Nur wenige deutsche Stromversorger bieten variable Stromtarife an. Laut einer Vorabmeldung des Nachrichtenmagazins "Der Spiegel" hat die Freiburger Forschungsgruppe EnCT in einer Umfrage erst rund 70 Unternehmen identifiziert, die ihre Preise flexibel gestalten. Eigentlich sind die Anbieter schon jetzt in der Pflicht.

Hamburg (dapd/red) - Mit Beginn des neuen Jahres sind die gut 800 Versorger in Deutschland verpflichtet, ihren Kunden variable Stromtarife anzubieten: Wer seinen Stromverbrauch in nachfrageärmere Nebenzeiten verlagert, den sollen die Energieunternehmen mit günstigen Tarifen belohnen, so die Absicht des Gesetzgebers.

Stromzähler (Foto / Abb.: tommyS / www.pixelio.de)Dem Magazin zufolge ergab die Umfrage, dass sich die meisten Unternehmen darauf beschränken, ein Produkt anzubieten, das lediglich zwischen Tag- und Nachtstrom unterscheidet, wie dies vielfach ohnehin schon länger der Fall sei. Nur wenige Versorger gingen darüber hinaus: So böten die Stadtwerke Münster einen speziellen Tarif am Wochenende, die Stadtwerke Bochum unterteilten den Tag in drei Zeitzonen.
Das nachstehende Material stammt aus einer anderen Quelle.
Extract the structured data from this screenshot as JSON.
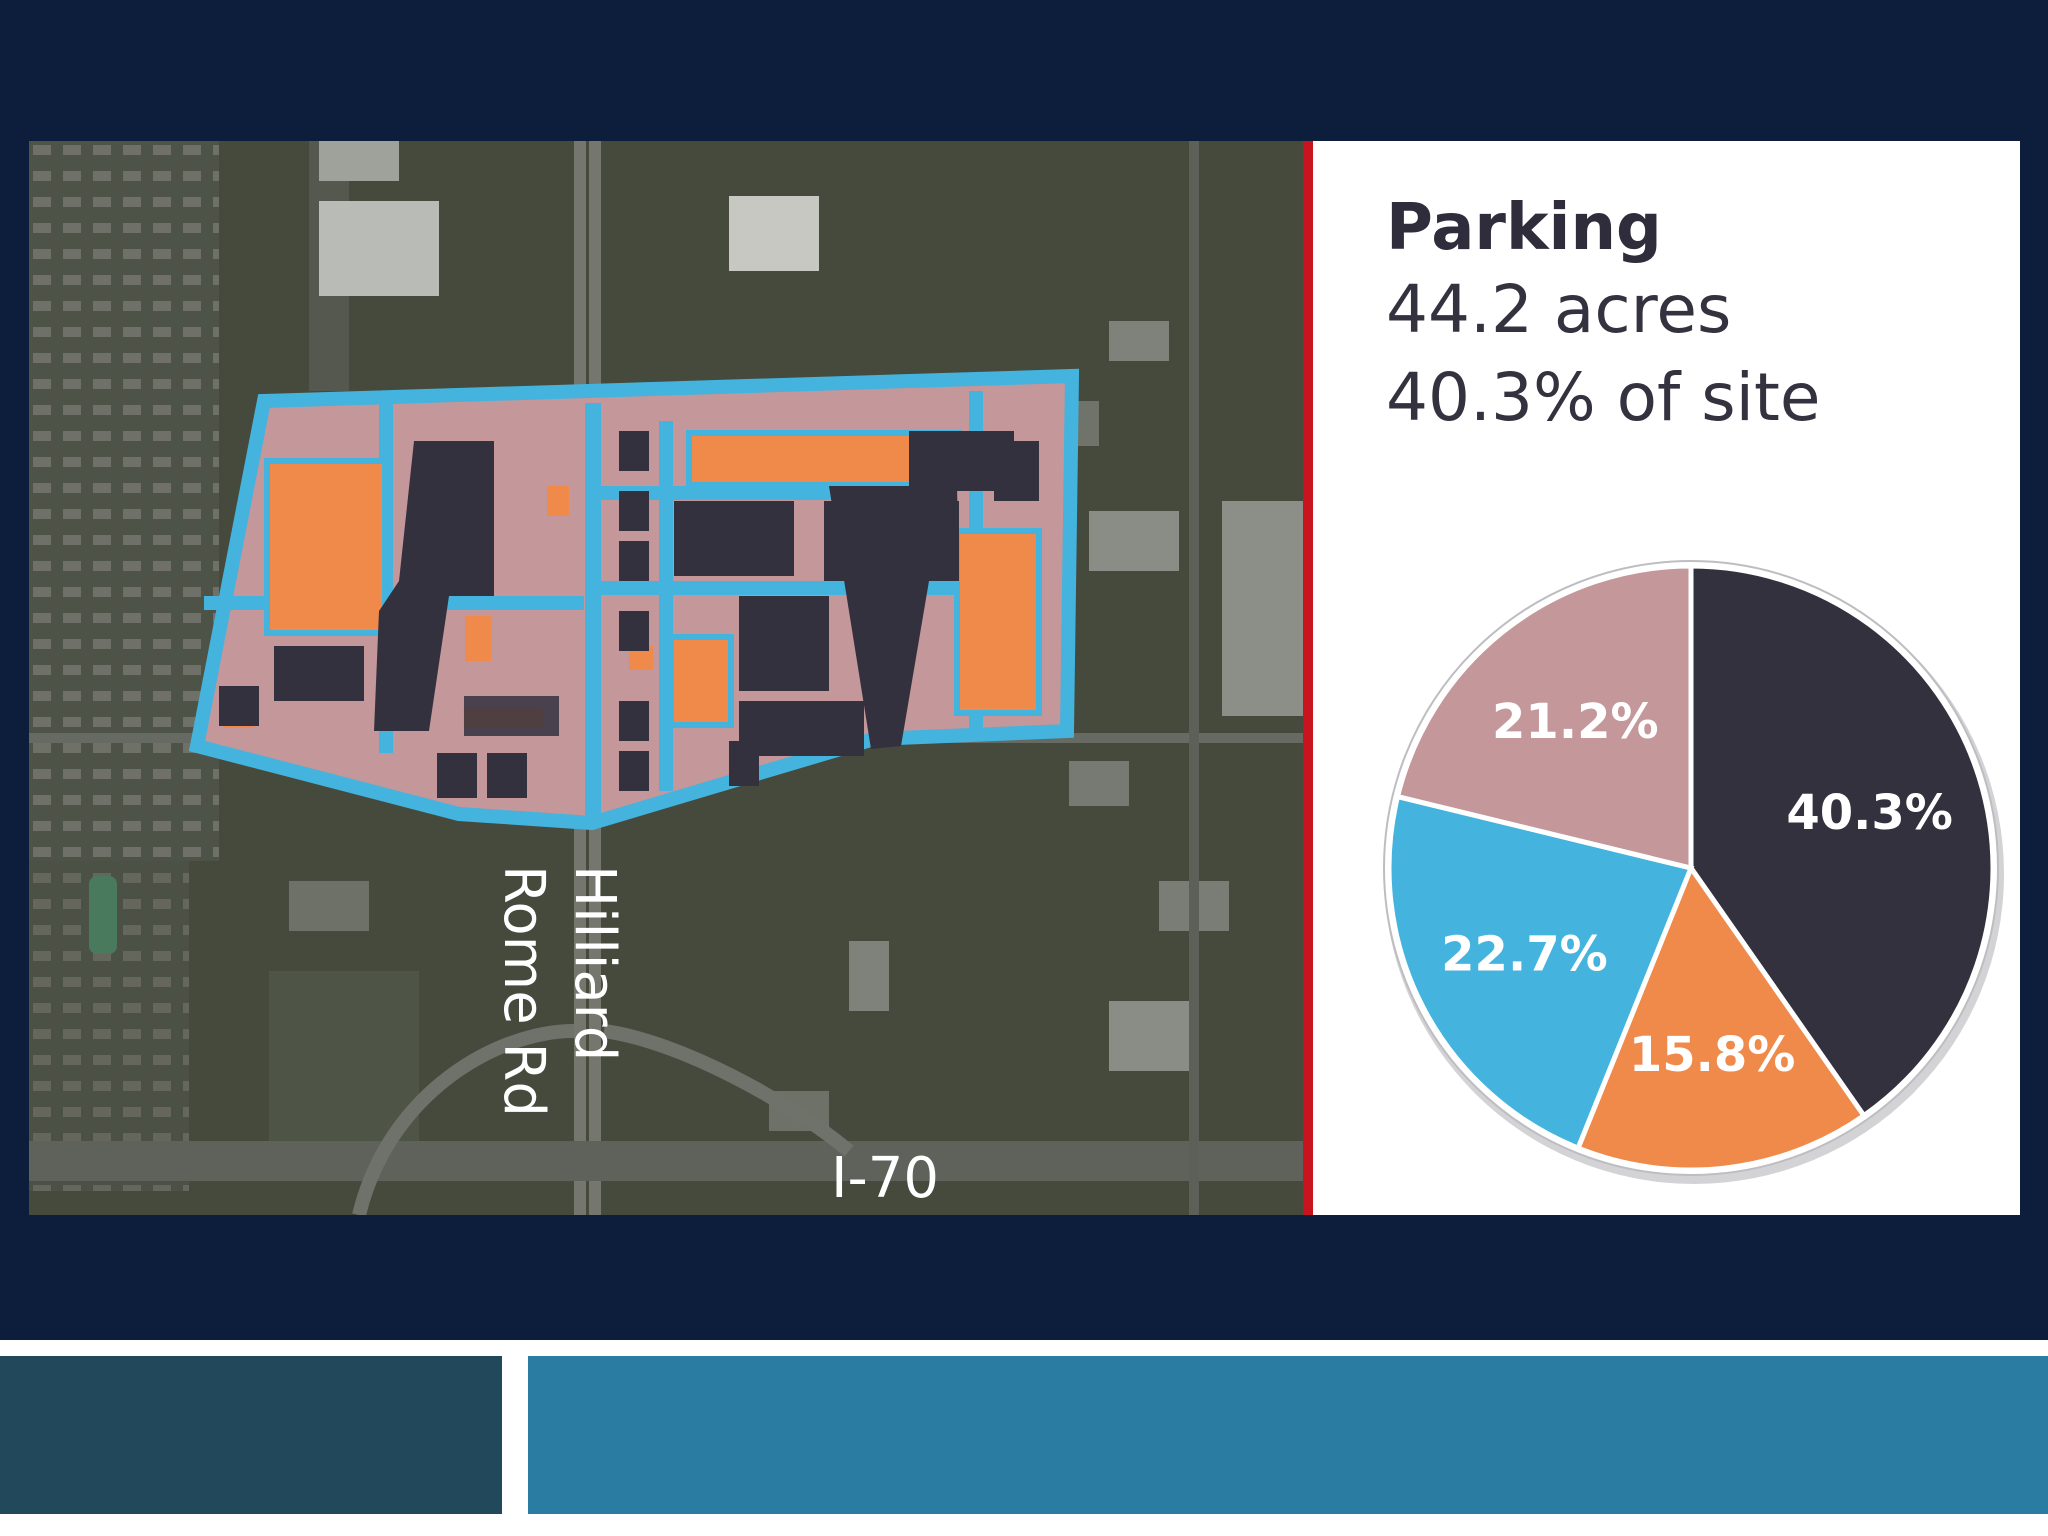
{
  "colors": {
    "background": "#0d1e3c",
    "parking": "#34313f",
    "buildings": "#f08a4b",
    "sidewalks": "#44b3dd",
    "green_space": "#c4979a",
    "divider": "#c8141e",
    "footer_left": "#21485b",
    "footer_right": "#2a7ca3"
  },
  "map": {
    "labels": {
      "hilliard": "Hilliard",
      "rome_rd": "Rome Rd",
      "i70": "I-70"
    }
  },
  "info": {
    "title": "Parking",
    "acres": "44.2 acres",
    "share": "40.3% of site"
  },
  "chart_data": {
    "type": "pie",
    "title": "Parking",
    "slices": [
      {
        "label": "40.3%",
        "value": 40.3,
        "color": "#34313f"
      },
      {
        "label": "15.8%",
        "value": 15.8,
        "color": "#f08a4b"
      },
      {
        "label": "22.7%",
        "value": 22.7,
        "color": "#44b3dd"
      },
      {
        "label": "21.2%",
        "value": 21.2,
        "color": "#c4979a"
      }
    ]
  }
}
Finanziell lohne sich der Wechsel zu einem Flexi-Tarif nur selten, so das Magazin. Die Gesamtkosten, die mit diesen Produkten verbunden sind, fielen nach Einschätzung von EnCT-Geschäftsführer Harald Schäffler häufig sogar noch höher aus als bei Standardtarifen. Am ehesten noch könnten größere Haushalte einen Preisvorteil erzielen. Insgesamt haben laut dem Verbraucherportal Verivox rund 500 Stromversorger zum 1. Januar die Strompreise angehoben, im Februar folgen weitere.